I did injure my ankle on Day 14 doing jumping jacks and pushed through Day 15. The following day I did take a break from the shred to give my ankle time to heal. Yesterday I started back up and although I thought my ankle was healed, the jumping jacks once again triggered the pain in my ankle. I will be modifying the rest of the shred to avoid more injury to my ankle.
I have also added some more to my workout days.
7 minutes of Tai Chi in the morning to stretch through the sore muscles and relax my body, mind and spirit.
30 minutes of Yoga with my boys to help teach them the practice.
20 minutes of Pilates to stretch my body and help tone my muscles.
and of course the 27 minutes of The Shred followed by a longer Stretch.
I will update again in 4 days when I move over to Level 3.
Wednesday, April 7, 2010
I turned 30 last May and found myself in a depression coma from March of last year. It was a strong battle of growing up and noting that I didn't achieve as much as I wanted and/or planned before I turned 30. I thought the depression would dissipate after the big 3-0 came and although it did, I started slacking on my health. I figured, I had 3 kids, so what did it matter what I looked like? This worked for me.
Then in February I received the results to my physical and was told I had high cholesterol. Well if that didn't put me in enough of a funk, realizing that my 30 year young self had issues with cholesterol, what else could go wrong? So I started thinking about working out. Yup, thinking about it. I even became motivated enough to WATCH fitness videos and root for the women breaking a sweat, while I sat comfy on my couch, reading and pigging out.
I let my body fall apart, taking my emotional well being with it... up until 12 days ago when I looked in the mirror and said, "Mandy, what the hell are you doing to yourself?" What message am I sending my children??
So, I took out the scale and measuring tape and recorded what I was embarrassed to share with anyone.
My weight: 130 lbs (Still safe BMI for my 5'3 stature, but kind of
round in the belly area of my tiny frame)
Waist: 30 inches
Hips: 35 inches (Boy, you might as well roll me with my hips and waist
being so close)
Thighs: 20 inches
Bust: 36 inches
Just looking at those numbers made me nauseous. I needed to do something, quick!!

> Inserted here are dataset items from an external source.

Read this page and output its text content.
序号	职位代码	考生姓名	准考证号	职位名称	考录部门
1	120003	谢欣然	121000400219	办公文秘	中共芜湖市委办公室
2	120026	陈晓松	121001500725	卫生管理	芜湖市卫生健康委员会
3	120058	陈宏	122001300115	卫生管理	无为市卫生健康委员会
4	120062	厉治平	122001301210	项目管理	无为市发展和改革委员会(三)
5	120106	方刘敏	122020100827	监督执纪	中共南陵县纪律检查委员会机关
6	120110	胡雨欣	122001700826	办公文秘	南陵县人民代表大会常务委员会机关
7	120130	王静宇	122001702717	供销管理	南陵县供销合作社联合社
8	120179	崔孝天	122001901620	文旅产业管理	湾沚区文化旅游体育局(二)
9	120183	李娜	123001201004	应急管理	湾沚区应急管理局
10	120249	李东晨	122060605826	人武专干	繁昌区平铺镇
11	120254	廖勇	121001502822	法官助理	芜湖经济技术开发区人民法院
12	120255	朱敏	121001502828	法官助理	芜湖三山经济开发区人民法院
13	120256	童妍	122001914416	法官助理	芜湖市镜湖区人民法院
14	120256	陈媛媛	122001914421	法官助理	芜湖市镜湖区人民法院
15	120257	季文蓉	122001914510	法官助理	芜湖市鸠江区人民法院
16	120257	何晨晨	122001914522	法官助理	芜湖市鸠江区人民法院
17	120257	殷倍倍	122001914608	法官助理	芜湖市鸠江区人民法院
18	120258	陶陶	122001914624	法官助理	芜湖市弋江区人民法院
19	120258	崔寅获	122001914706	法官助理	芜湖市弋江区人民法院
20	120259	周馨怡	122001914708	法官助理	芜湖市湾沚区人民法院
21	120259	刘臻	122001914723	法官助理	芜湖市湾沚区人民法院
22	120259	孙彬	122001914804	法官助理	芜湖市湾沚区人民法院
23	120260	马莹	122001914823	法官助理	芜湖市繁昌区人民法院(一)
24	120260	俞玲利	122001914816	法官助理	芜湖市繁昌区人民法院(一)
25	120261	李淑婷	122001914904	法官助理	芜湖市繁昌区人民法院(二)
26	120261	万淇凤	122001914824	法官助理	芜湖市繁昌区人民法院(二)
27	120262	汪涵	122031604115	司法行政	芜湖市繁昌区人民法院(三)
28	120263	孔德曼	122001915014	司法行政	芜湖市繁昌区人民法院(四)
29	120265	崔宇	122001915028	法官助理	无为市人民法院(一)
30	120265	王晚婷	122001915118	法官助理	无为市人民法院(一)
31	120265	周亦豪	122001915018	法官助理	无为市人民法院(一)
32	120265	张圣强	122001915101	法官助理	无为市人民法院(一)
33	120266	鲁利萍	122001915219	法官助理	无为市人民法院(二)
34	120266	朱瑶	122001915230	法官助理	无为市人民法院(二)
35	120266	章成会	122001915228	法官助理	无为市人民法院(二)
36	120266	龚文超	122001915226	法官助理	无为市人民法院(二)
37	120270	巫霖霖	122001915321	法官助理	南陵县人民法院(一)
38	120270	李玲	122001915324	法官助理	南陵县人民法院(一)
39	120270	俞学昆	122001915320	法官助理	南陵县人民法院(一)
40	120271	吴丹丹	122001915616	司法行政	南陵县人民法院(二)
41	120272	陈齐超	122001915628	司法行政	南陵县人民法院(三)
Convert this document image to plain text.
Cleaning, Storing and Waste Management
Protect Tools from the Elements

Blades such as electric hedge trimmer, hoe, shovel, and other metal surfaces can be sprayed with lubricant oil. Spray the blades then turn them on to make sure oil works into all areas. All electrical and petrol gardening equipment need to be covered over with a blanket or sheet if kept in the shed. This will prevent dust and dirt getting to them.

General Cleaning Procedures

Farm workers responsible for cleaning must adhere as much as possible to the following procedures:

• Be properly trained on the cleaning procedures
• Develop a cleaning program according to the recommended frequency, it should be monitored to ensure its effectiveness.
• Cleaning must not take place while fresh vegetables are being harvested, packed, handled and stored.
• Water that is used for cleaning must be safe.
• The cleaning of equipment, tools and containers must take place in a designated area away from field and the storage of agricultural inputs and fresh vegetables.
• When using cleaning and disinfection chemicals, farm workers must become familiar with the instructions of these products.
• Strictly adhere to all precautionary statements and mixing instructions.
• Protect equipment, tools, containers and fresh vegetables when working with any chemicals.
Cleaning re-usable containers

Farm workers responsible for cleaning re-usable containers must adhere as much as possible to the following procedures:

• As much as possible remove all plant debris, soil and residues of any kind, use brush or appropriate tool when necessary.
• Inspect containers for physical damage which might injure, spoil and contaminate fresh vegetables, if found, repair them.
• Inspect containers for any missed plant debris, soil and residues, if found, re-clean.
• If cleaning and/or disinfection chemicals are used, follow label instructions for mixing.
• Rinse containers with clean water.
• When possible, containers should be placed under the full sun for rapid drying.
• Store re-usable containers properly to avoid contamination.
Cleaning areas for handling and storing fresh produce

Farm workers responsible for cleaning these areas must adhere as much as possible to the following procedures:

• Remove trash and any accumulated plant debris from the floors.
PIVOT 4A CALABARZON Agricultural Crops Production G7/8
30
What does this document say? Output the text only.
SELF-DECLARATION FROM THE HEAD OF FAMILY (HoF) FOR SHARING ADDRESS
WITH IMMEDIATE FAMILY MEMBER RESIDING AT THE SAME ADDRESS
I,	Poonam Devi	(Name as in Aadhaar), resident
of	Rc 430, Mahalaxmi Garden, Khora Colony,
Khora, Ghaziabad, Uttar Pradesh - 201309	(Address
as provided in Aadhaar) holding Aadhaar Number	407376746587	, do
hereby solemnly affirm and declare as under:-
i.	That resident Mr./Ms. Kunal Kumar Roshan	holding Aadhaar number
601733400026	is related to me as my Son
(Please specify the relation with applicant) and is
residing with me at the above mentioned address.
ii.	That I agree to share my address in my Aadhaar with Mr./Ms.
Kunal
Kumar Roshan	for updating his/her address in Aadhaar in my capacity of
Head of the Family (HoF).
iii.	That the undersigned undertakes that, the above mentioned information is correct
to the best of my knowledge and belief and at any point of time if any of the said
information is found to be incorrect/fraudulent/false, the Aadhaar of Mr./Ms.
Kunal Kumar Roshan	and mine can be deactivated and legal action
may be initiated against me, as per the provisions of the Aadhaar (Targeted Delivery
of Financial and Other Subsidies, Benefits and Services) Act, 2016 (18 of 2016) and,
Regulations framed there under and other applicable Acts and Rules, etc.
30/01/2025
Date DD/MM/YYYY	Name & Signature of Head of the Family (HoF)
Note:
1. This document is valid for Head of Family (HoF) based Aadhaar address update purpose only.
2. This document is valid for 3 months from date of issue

So, I started Jillian Michael's 30 Day Shred on March 28, 2010.
The Shred is 30 days of circuit training divided by 3 levels. Each level is done for 10 days.
The first night on the shred, my kids started acting up when I was 15 minutes into it and panting like I was near death. I paused it to tell them to go back to bed and could not turn it back on. I felt sick to my
stomach and felt like the life was beaten out of me.
The next day, I ached!! I ached so much and went searching for information on how the shred works. (I didn't know then that this was a mini boot camp) I wanted to give up -- ON DAY 2!!! But, I sucked it
up and did my workout, this time completing all the way through. It became easier every day and I started looking forward to it and the 27 minutes of sweat. I started adding in Tai Chi and Yoga, as well as some walks with the kids to help loosen my sore muscles and gain more fitness minutes.
I did take a break from the workout the two days before Easter since I had to prepare but I didn't stop working out. I refused to become inactive. I still tracked plenty of fitness minutes and calories burned to make up for the missing shred exercise.
Last night, April 6 2010, I completed Day 10 of Level 1. I have already noticed decent results not only in measurements but in sleep quality as well as all over mental health.
I have not checked my weight since but I have checked my measurements.
My waist is NOW: 28 inches (lost 2 inches!!)
My hips are NOW: 34 inches (lost 1 inch!)
My thighs are NOW: 19-3/4 inch (1/4 of an inch...but still improvement)
My bust is NOW: 34 inches (back to normal!!)
I'm getting there and all this in 12 days...Technically, 10 days of the shred. I'm sure to hit my goals by the end of 30 days.
Now it's time to start, Level 2 . Right after, I put my boys to bed. Night All!!